3-way momentary is an Aux Switch. The other choice is toggle (in 3-way mode). Toggle is the dumb switch.

In addition to @harjms comments, you can try reducing the max brightness at least temporarily. Or if the bulbs are swappable in the recessed lights, try temporarily swapping for incandescent to see if results change.

I do occasionally see a small delay in getting ready for subsequent presses. I don’t know anything about 2Gig, but I’m on ST and ST’s cloud can factor in a delay.

Thanks so much. It is workable and better than having to get someone in here to re wire etc.

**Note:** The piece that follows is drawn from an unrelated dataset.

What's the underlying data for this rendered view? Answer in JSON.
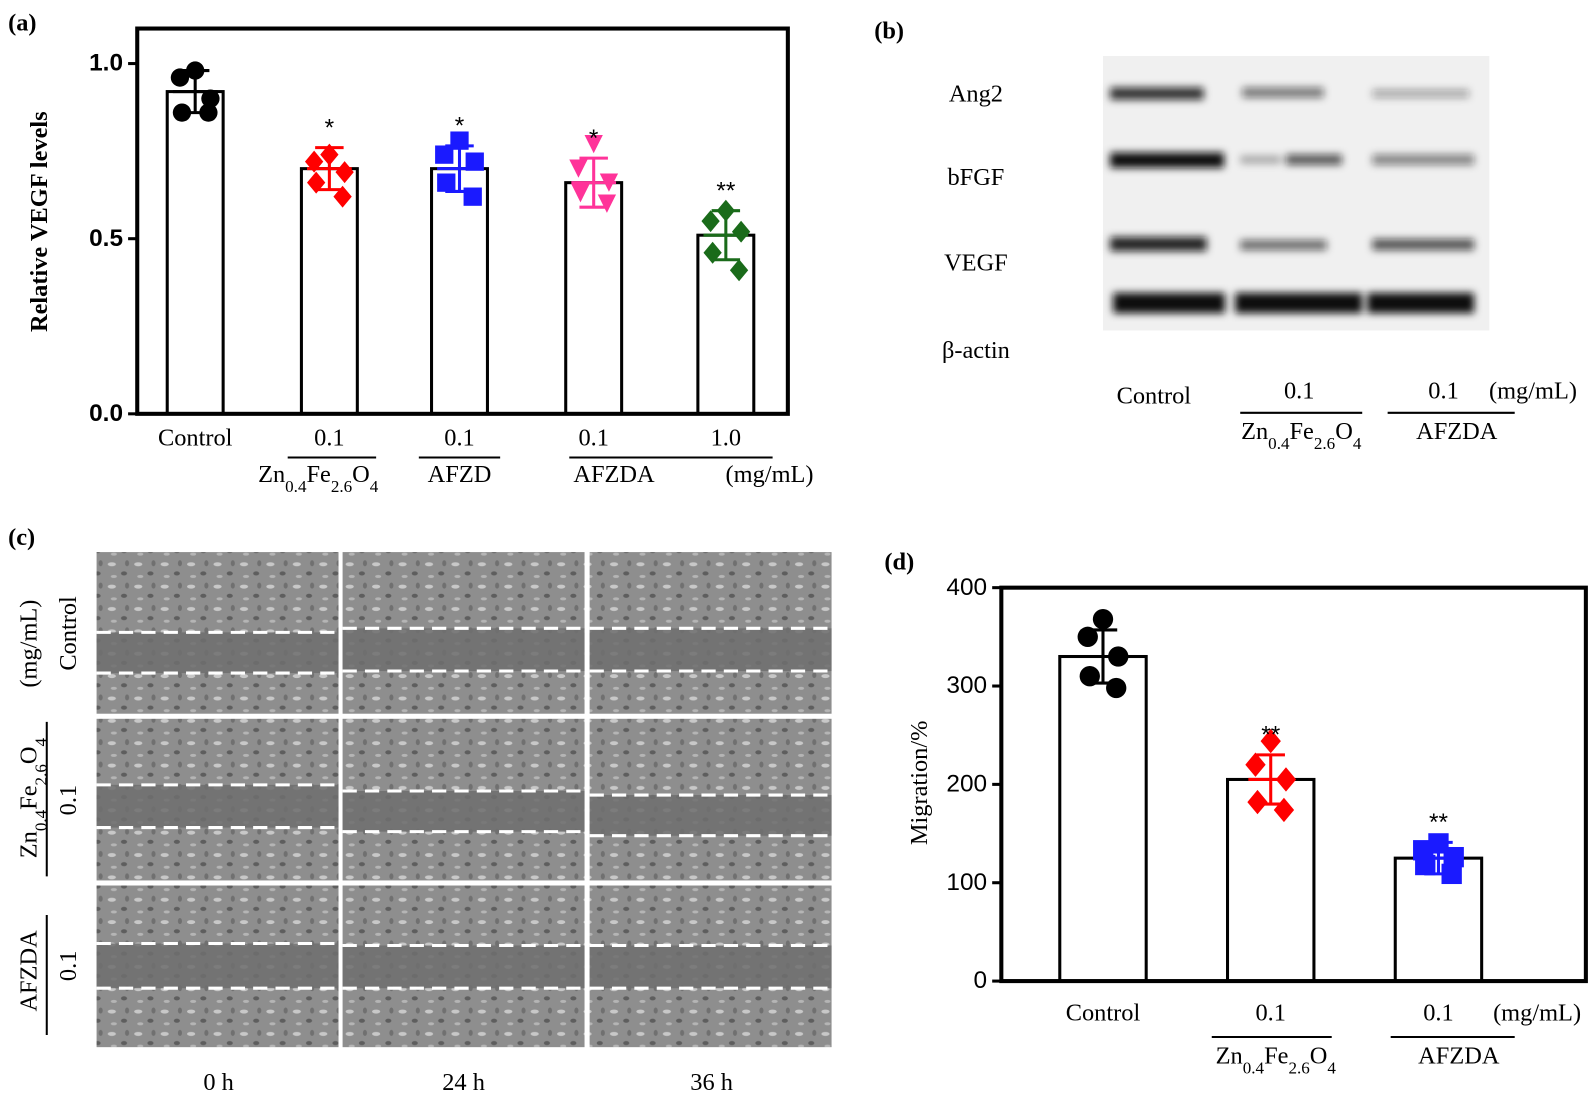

If your switches support it you could try using Z-Wave association to create a virtual 3-way switch which should give you the option for neutral in each switch box? With this setup the second switch would not be physically controlling the lighting circuit, instead the second switch would be controlling the first switch wirelessly through the Z-Wave network. From what I understand with Z-Wave association the switches will wirelessly communicate directly between each other without the need for a hub so if the hub is off line the 3-way switch will still work.

Fyi, I have not tried setting up Z-Wave association yet so I don’t have any experience in this and don’t know what the drawbacks would be. I do plan on trying this in a couple months because I have basement lights that I want to control from the top of my stairs and do not want to run Romex between the switches.
I don’t know if it is better to have a neutral and use Z-Wave association for virtual 3-way or have a 3-way setup without a neutral. Someone else might be able to chime in on this.